Em 2013, o colóquio “Movimento e Mobilização Técnica” promovido pelo extinto Centro de Comunicação e Linguagens lançou o mote para a RCL – Revista de Comunicação e Linguagens com o mesmo tema. Pode dizer-se que “Cadências, Movimentos da Atenção nas Artes e Quotidiano” colhe a sua inspiração nesse outro “movimento” inicial e que esta publicação, de algum modo, dá continuidade e homenageia a própria RCL, no momento em que mudou de suporte e de estilo. Em 2016 – o número 45/46 da RCL, foi a última revista RCL publicada em papel. Em 2025 a RCL faz quarenta anos!

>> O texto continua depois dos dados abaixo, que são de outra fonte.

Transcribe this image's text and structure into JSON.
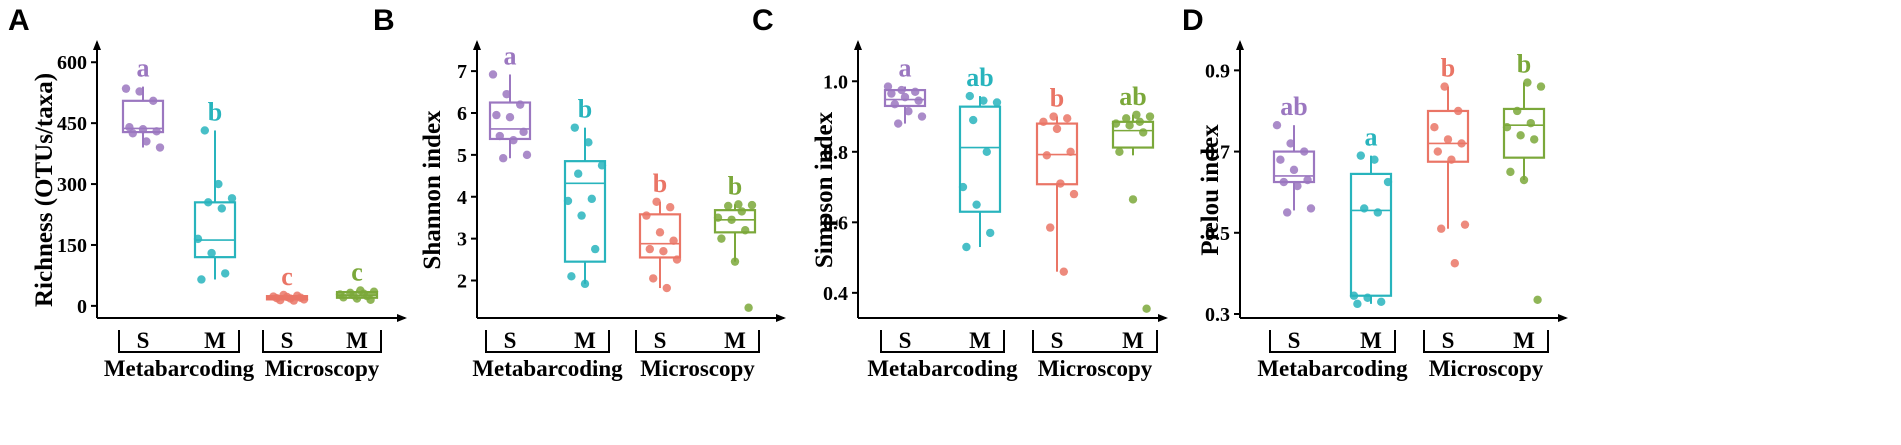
{
  "colors": {
    "metabarcoding_S": "#9b77c0",
    "metabarcoding_M": "#28b4bd",
    "microscopy_S": "#ea7566",
    "microscopy_M": "#7ba83a",
    "axis": "#000000"
  },
  "group_labels": [
    "Metabarcoding",
    "Microscopy"
  ],
  "chart_data": [
    {
      "type": "box",
      "panel": "A",
      "ylabel": "Richness (OTUs/taxa)",
      "ylim": [
        -20,
        640
      ],
      "yticks": [
        0,
        150,
        300,
        450,
        600
      ],
      "categories": [
        "S",
        "M",
        "S",
        "M"
      ],
      "groups": [
        "Metabarcoding",
        "Metabarcoding",
        "Microscopy",
        "Microscopy"
      ],
      "boxes": [
        {
          "min": 390,
          "q1": 428,
          "median": 437,
          "q3": 505,
          "max": 540
        },
        {
          "min": 65,
          "q1": 120,
          "median": 162,
          "q3": 255,
          "max": 432
        },
        {
          "min": 13,
          "q1": 16,
          "median": 20,
          "q3": 24,
          "max": 27
        },
        {
          "min": 15,
          "q1": 20,
          "median": 26,
          "q3": 34,
          "max": 38
        }
      ],
      "points": [
        [
          535,
          528,
          505,
          440,
          435,
          430,
          425,
          405,
          390
        ],
        [
          432,
          300,
          265,
          255,
          240,
          165,
          130,
          80,
          65
        ],
        [
          27,
          25,
          23,
          22,
          20,
          19,
          18,
          16,
          14,
          13
        ],
        [
          38,
          35,
          32,
          30,
          28,
          26,
          24,
          21,
          18,
          15
        ]
      ],
      "significance": [
        "a",
        "b",
        "c",
        "c"
      ]
    },
    {
      "type": "box",
      "panel": "B",
      "ylabel": "Shannon index",
      "ylim": [
        1.2,
        7.6
      ],
      "yticks": [
        2,
        3,
        4,
        5,
        6,
        7
      ],
      "categories": [
        "S",
        "M",
        "S",
        "M"
      ],
      "groups": [
        "Metabarcoding",
        "Metabarcoding",
        "Microscopy",
        "Microscopy"
      ],
      "boxes": [
        {
          "min": 4.92,
          "q1": 5.38,
          "median": 5.62,
          "q3": 6.25,
          "max": 6.92
        },
        {
          "min": 1.92,
          "q1": 2.45,
          "median": 4.32,
          "q3": 4.85,
          "max": 5.65
        },
        {
          "min": 1.82,
          "q1": 2.55,
          "median": 2.88,
          "q3": 3.58,
          "max": 3.88
        },
        {
          "min": 2.45,
          "q1": 3.15,
          "median": 3.45,
          "q3": 3.68,
          "max": 3.82
        }
      ],
      "points": [
        [
          6.92,
          6.45,
          6.2,
          5.95,
          5.9,
          5.55,
          5.45,
          5.35,
          5.0,
          4.92
        ],
        [
          5.65,
          5.3,
          4.75,
          4.55,
          3.95,
          3.9,
          3.55,
          2.75,
          2.1,
          1.92
        ],
        [
          3.88,
          3.75,
          3.55,
          3.15,
          2.95,
          2.75,
          2.7,
          2.5,
          2.05,
          1.82
        ],
        [
          3.82,
          3.8,
          3.78,
          3.65,
          3.5,
          3.45,
          3.2,
          3.0,
          2.45,
          1.35
        ]
      ],
      "significance": [
        "a",
        "b",
        "b",
        "b"
      ]
    },
    {
      "type": "box",
      "panel": "C",
      "ylabel": "Simpson index",
      "ylim": [
        0.34,
        1.1
      ],
      "yticks": [
        0.4,
        0.6,
        0.8,
        1.0
      ],
      "categories": [
        "S",
        "M",
        "S",
        "M"
      ],
      "groups": [
        "Metabarcoding",
        "Metabarcoding",
        "Microscopy",
        "Microscopy"
      ],
      "boxes": [
        {
          "min": 0.88,
          "q1": 0.93,
          "median": 0.948,
          "q3": 0.975,
          "max": 0.985
        },
        {
          "min": 0.53,
          "q1": 0.63,
          "median": 0.812,
          "q3": 0.928,
          "max": 0.958
        },
        {
          "min": 0.46,
          "q1": 0.708,
          "median": 0.792,
          "q3": 0.88,
          "max": 0.9
        },
        {
          "min": 0.79,
          "q1": 0.812,
          "median": 0.86,
          "q3": 0.885,
          "max": 0.905
        }
      ],
      "points": [
        [
          0.985,
          0.975,
          0.97,
          0.965,
          0.955,
          0.945,
          0.935,
          0.915,
          0.9,
          0.88
        ],
        [
          0.958,
          0.945,
          0.94,
          0.89,
          0.8,
          0.7,
          0.65,
          0.57,
          0.53
        ],
        [
          0.9,
          0.895,
          0.885,
          0.865,
          0.8,
          0.79,
          0.71,
          0.68,
          0.585,
          0.46
        ],
        [
          0.905,
          0.9,
          0.895,
          0.885,
          0.88,
          0.875,
          0.855,
          0.8,
          0.665,
          0.355
        ]
      ],
      "significance": [
        "a",
        "ab",
        "b",
        "ab"
      ]
    },
    {
      "type": "box",
      "panel": "D",
      "ylabel": "Pielou index",
      "ylim": [
        0.3,
        0.96
      ],
      "yticks": [
        0.3,
        0.5,
        0.7,
        0.9
      ],
      "categories": [
        "S",
        "M",
        "S",
        "M"
      ],
      "groups": [
        "Metabarcoding",
        "Metabarcoding",
        "Microscopy",
        "Microscopy"
      ],
      "boxes": [
        {
          "min": 0.555,
          "q1": 0.625,
          "median": 0.64,
          "q3": 0.7,
          "max": 0.765
        },
        {
          "min": 0.325,
          "q1": 0.345,
          "median": 0.555,
          "q3": 0.645,
          "max": 0.69
        },
        {
          "min": 0.51,
          "q1": 0.675,
          "median": 0.72,
          "q3": 0.8,
          "max": 0.86
        },
        {
          "min": 0.63,
          "q1": 0.685,
          "median": 0.765,
          "q3": 0.805,
          "max": 0.87
        }
      ],
      "points": [
        [
          0.765,
          0.72,
          0.7,
          0.68,
          0.655,
          0.63,
          0.625,
          0.615,
          0.56,
          0.55
        ],
        [
          0.69,
          0.68,
          0.625,
          0.56,
          0.55,
          0.345,
          0.34,
          0.33,
          0.325
        ],
        [
          0.86,
          0.8,
          0.76,
          0.73,
          0.72,
          0.7,
          0.68,
          0.52,
          0.51,
          0.425
        ],
        [
          0.87,
          0.86,
          0.8,
          0.77,
          0.76,
          0.74,
          0.73,
          0.65,
          0.63,
          0.335
        ]
      ],
      "significance": [
        "ab",
        "a",
        "b",
        "b"
      ]
    }
  ]
}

Na conferência internacional Cadências: Movimentos da Atenção nas Artes e Quotidiano realizada pelo ICNOVA em Maio de 2025, a ênfase foi dada à atenção como característica comum aos processos artísticos e de mediação quotidiana. Nesta chamada para artigos, abrimos o leque temático contemplando, além das cadências dos movimentos de atenção, as coincidências, as afectações cinéticas e cinemáticas e respectivas consequências políticas.

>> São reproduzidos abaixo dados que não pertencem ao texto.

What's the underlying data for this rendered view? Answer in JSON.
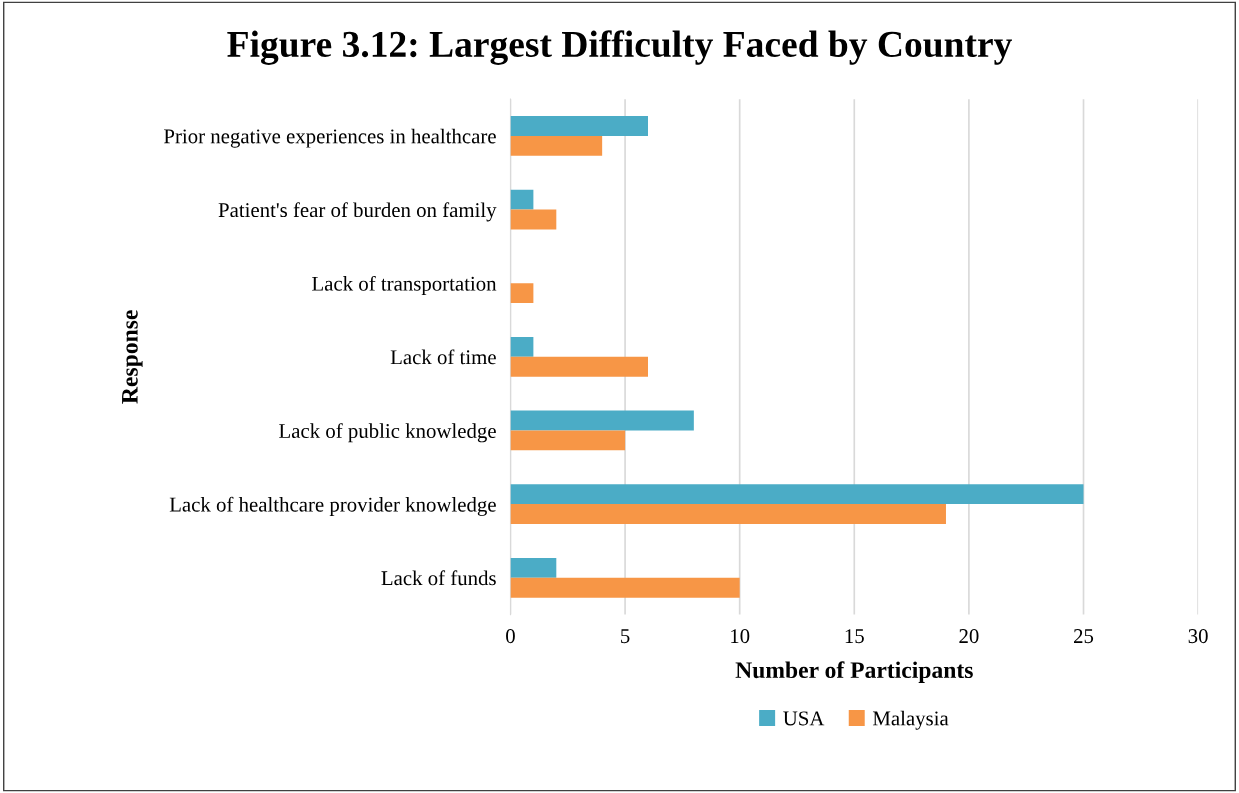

Convidamos a apresentação de artigos com e sobre modos e ecologias da atenção — pensando no “eco” da ressonância sonora —, e na ecologia das relações como teia intrincada de inter-afectações. 

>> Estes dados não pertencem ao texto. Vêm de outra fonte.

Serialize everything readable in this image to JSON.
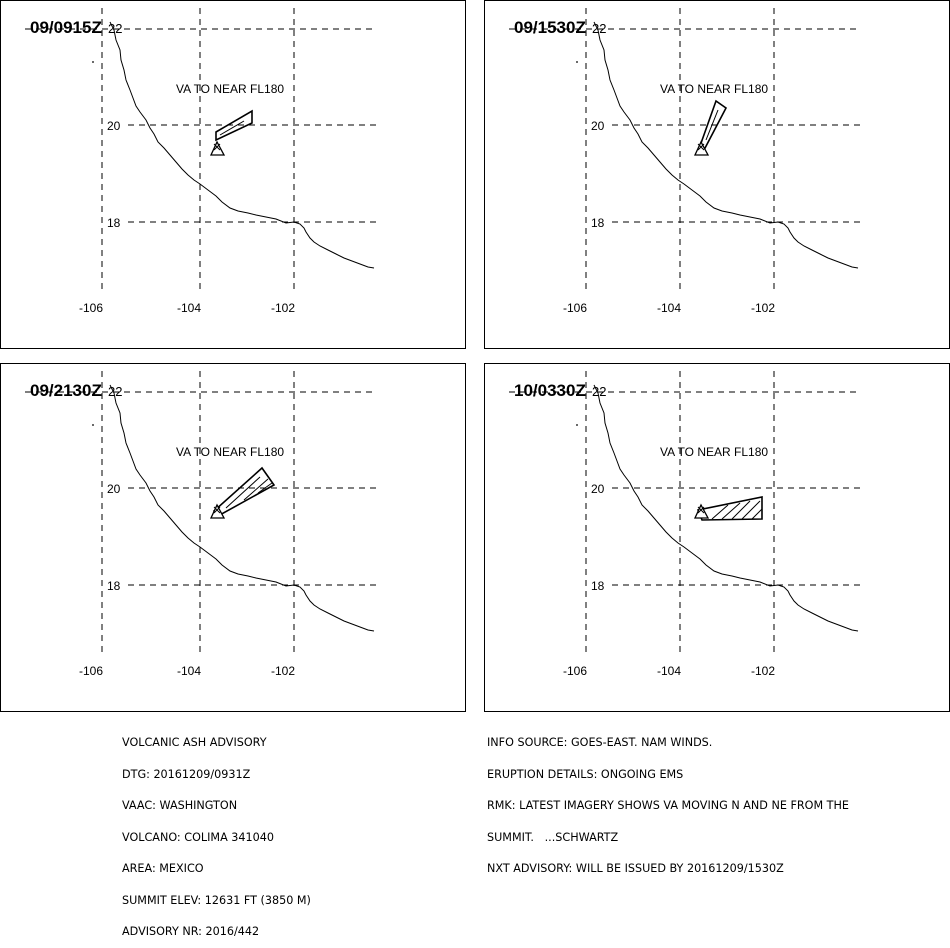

Aceitamos propostas sobre movimentos da atenção ligados às artes e à vida quotidiana, artigos, ensaios visuais, ou recensões sobre os seguintes temas (entre outros possíveis):

- Mediação da atenção.
- Roubo da atenção e défice de atenção.
- Artes, artesanatos, artesanias e oficinas na sua relação com a atenção.
- Estudos de performance.
- Aceleracionismo e lentidão.
- Ecologia das imagens e pirataria generativa.
- Dramaturgias da atenção.
- Atenção, afecto e cuidado.
- Atenção transindividual e comunidade.

 

Os manuscritos (artigos, ensaios, recensões) podem ser escritos em inglês, francês, espanhol ou português e serão sujeitos a dupla revisão por pares.  A formatação deve estar de acordo com as normas de submissão da revista, e a submissão deve ser feita através da plataforma OJS.

 

Referências: 

Baudrillard, Jean. 1994. Simulacra and Simulation. Ann Arbour: University of Michigan Press.
Bishop, Claire. 2024. Disordered Attention: How We Look at Art and Performance Today. Verso Books.
Citton, Yves. 2017. The Ecology of Attention. Cambridge: Polity Press.
Citton, Yves. 2018. “Learning to Derive. Financial Moves and Attentional Gestures in the Ecocidal Maelström.” Movement Research Performance Journal (51): 54–68. https://hal.science/hal-02912300v1.
​​Coelho, Sílvia Pinto. 2018. “Práticas de Atenção: ensaios de desterritorialização e performance coreográfica.” Cadernos de Arte e Antropologia 7(2): 43-55. https://doi.org/10.4000/cadernosaa.1595.
Crary, Jonathan. 1999. Suspensions of Perception: Attention, Spectacle and Modern Culture. The MIT Press.
De Luca, Tiago. 2014. Realism of the Senses in World Cinema: The Experience of Physical Reality. London: I.B. Tauris.
Fisher, Mark. 2009. Capitalist Realism: Is There No Alternative? Winchester: Zero Books.
Flanagan, Matthew. 2020. Slow Cinema: Temporality and Style in Contemporary Art and Experimental Film. Edinburgh: Edinburgh University Press.
Flusser, Vilém. 2011. Into the Universe of Technical Images. Minneapolis: University of Minnesota Press.
Lipovetsky, Gilles, and Jean Serroy. 2013.  L'esthétisation du monde: Vivre à l'âge du capitalisme artiste. Paris: Gallimard.
Martin, Randy. 2015. Knowledge LTD: Toward a Social Logic of the Derivative. Philadelphia: Temple University Press.
Martin, Randy. 1998. Critical Moves: Dance Studies in Theory and Politics. Duke University Press.
Nelson, Lisa. 2024. “Before Your Eyes, Seeds of a Dance Practice.” Contact Quarterly 29(1): 20-26. http://sarma.be/docs/3247.
Rosa, Hartmut. 2015. Social Acceleration: A New Theory of Modernity. Columbia University Press.
Shaviro, Steven. 2010. Post-Cinematic Affect. Winchester: Zero Books.
Sontag, Susan. 2003. Regarding the Pain of Others. New York: Farrar, Straus and Giroux.
Stengers, Isabelle. 2012. "Reclaiming Animism." e-flux Journal (36). https://www.e-flux.com/journal/36/61245/reclaiming-animism/.
Virilio, Paul. 1994. The Vision Machine. Bloomington: Indiana University Press.
Virilio, Paul. 2000. A Velocidade de Libertação. Lisboa: Relógio d’Água.

 

Este texto foi escrito usando o Acordo Ortográfico anterior a 1990.